Yeah well in that circumstances then that's not ok you are with someone or your not can't really have it both ways.

Hpsparkle · 26/12/2019 23:54

Would it not be exhausting keeping two relationships going at once as it seems to be bad enough for those who know

Kaboni19 · 26/12/2019 23:56

@AnneLovesGilbert Gosh I just don't understand. In this situation not everyone knows about afford but everyone knows about the partner.
I really couldn't believe it when I found out.

OP posts:
Kaboni19 · 26/12/2019 23:59

@Hpsparkle Right?! As far as I know they don't do anything like dates outside of work - it occurs during work hours or after work night out etc.
I just always think about the poor partner and wish someone would tell her.

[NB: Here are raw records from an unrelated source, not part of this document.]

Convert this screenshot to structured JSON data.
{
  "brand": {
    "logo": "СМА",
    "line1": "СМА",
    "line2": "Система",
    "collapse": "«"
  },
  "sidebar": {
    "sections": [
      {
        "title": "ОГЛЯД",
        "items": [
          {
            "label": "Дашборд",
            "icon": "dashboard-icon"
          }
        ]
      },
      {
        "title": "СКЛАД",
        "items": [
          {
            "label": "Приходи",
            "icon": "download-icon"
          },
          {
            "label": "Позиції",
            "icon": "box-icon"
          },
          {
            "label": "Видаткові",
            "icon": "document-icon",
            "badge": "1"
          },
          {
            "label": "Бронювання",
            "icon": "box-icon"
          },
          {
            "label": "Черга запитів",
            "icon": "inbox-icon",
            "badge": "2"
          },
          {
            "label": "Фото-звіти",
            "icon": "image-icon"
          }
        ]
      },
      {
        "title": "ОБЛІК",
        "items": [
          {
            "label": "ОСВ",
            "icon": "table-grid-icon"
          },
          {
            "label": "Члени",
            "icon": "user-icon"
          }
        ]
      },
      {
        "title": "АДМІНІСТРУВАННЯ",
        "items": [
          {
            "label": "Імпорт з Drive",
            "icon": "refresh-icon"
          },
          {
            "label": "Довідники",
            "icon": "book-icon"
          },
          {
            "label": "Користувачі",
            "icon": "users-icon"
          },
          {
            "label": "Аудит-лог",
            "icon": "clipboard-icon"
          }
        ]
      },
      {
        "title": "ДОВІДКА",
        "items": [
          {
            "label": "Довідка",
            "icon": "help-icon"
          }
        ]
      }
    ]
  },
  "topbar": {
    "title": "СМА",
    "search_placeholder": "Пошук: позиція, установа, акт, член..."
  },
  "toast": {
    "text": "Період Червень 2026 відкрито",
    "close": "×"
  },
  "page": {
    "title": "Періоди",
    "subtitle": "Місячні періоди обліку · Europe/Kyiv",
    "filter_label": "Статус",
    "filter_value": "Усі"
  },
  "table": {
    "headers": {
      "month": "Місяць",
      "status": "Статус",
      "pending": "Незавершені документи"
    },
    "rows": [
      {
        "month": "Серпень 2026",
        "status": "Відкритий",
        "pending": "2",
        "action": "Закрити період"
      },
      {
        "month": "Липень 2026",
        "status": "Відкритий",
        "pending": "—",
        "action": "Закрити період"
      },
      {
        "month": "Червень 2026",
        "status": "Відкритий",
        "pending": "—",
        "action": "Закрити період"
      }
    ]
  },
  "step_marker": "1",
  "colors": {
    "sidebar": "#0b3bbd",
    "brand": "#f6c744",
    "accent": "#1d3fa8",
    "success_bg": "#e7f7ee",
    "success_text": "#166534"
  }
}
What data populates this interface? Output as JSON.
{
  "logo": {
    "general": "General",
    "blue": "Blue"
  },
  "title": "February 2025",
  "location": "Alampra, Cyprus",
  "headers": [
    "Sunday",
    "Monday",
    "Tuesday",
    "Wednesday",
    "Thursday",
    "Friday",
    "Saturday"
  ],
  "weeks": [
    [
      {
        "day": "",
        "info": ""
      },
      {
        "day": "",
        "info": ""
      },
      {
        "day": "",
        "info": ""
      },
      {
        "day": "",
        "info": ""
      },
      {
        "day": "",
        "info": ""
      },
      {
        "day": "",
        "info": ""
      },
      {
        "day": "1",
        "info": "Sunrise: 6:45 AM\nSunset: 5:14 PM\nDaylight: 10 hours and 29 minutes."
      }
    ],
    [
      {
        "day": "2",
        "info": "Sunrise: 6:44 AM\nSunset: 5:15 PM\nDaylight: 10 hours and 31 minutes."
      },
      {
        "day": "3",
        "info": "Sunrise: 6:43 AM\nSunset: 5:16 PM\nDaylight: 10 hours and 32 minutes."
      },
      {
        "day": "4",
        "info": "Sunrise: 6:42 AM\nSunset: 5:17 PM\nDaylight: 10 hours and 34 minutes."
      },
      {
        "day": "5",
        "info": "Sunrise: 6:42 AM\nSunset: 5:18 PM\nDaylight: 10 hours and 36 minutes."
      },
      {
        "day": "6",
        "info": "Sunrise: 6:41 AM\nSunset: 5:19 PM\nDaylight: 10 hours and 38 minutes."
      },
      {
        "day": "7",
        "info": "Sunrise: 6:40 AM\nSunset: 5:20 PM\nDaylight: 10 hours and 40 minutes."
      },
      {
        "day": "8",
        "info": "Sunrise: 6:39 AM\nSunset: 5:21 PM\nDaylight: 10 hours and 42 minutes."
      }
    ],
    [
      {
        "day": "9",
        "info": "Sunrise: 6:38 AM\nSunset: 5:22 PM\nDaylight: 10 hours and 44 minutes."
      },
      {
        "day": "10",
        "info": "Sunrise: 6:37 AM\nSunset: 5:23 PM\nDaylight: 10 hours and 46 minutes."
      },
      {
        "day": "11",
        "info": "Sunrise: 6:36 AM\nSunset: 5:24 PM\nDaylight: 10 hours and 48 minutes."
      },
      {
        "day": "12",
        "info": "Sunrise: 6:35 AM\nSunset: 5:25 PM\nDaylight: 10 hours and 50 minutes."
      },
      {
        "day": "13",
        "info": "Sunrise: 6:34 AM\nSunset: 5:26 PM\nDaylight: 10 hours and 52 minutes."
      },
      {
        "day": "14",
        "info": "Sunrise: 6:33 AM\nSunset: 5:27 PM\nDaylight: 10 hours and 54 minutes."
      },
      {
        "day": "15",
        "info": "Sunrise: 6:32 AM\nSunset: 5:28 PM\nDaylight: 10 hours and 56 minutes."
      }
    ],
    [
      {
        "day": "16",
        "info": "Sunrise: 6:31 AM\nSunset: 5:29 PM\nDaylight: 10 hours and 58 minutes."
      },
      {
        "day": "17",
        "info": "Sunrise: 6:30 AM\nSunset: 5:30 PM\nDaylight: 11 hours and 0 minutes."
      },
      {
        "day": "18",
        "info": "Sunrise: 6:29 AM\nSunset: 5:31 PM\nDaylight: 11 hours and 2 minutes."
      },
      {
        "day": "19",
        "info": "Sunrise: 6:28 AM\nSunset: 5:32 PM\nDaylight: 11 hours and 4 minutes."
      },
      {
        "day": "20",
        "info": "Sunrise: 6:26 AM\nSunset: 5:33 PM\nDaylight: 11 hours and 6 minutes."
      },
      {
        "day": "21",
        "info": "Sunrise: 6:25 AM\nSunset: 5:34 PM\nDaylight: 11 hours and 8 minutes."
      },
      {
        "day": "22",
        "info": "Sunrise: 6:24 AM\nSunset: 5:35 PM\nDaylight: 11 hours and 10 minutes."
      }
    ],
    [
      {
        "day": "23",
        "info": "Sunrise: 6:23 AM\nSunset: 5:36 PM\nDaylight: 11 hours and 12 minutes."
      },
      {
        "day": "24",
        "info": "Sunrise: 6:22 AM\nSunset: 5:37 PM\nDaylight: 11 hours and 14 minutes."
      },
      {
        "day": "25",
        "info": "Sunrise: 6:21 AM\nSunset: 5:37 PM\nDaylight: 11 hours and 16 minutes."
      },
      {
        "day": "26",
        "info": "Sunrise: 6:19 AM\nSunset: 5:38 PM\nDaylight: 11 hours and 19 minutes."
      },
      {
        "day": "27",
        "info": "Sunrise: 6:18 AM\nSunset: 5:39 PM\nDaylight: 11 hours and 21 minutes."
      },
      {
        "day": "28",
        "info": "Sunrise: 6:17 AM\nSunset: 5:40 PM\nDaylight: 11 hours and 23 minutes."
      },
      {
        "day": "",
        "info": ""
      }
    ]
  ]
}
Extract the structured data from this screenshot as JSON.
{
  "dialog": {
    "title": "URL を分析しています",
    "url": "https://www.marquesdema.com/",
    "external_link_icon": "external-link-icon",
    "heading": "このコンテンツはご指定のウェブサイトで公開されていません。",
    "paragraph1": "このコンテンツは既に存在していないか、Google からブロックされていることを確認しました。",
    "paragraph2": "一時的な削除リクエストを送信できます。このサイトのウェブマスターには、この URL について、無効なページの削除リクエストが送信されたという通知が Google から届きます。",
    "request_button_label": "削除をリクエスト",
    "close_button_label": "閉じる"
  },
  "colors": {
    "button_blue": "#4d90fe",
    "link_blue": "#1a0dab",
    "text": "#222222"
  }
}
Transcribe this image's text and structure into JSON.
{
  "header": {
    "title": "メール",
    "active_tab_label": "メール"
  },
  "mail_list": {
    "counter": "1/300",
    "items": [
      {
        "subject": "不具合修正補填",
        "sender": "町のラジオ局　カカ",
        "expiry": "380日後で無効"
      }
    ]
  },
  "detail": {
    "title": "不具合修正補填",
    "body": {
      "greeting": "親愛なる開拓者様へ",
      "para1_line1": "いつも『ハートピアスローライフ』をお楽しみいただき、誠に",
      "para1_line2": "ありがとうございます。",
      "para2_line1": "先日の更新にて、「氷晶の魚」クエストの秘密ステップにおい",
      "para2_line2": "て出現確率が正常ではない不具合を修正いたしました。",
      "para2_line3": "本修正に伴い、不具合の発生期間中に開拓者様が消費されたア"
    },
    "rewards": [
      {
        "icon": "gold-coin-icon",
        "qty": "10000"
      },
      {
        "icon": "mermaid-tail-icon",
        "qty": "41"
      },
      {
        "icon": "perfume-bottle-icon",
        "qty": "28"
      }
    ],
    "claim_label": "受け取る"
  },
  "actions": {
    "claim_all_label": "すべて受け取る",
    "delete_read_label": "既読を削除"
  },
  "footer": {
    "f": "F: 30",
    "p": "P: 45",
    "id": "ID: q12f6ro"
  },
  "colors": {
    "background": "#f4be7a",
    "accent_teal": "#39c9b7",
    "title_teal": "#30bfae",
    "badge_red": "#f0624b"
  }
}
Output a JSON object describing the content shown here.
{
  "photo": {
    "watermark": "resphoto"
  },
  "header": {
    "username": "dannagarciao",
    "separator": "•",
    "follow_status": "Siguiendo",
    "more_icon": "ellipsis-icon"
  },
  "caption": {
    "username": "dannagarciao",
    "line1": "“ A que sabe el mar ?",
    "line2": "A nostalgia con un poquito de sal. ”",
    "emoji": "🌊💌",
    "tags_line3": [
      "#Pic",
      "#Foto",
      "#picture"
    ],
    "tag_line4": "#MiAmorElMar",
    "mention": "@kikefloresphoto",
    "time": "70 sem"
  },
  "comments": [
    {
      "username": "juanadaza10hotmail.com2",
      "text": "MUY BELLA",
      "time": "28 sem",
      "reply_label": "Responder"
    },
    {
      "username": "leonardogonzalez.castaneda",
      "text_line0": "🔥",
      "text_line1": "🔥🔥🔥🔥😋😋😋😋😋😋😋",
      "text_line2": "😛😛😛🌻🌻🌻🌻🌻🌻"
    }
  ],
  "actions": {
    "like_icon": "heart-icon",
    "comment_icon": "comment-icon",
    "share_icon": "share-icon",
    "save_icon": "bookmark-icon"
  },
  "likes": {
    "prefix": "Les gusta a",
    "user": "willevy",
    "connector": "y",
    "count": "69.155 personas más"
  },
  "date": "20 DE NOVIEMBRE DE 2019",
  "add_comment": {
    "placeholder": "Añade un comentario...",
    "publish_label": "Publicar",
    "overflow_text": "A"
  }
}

If she chooses to stay fine but not knowing and thinking she's in a lovely relationship is sad Sad

OP posts:
Hpsparkle · 27/12/2019 00:12

Yeah that is sad and the newlywed husband to will be non the wiser either Sad

Happyspud · 27/12/2019 00:16

If I know for sure that someone is cheating on someone else, then it’s unfortunately become my business. And the cheated on party has a right to know far more than I do so I would tell them.

If we’d all stop protecting cheaters people might think twice.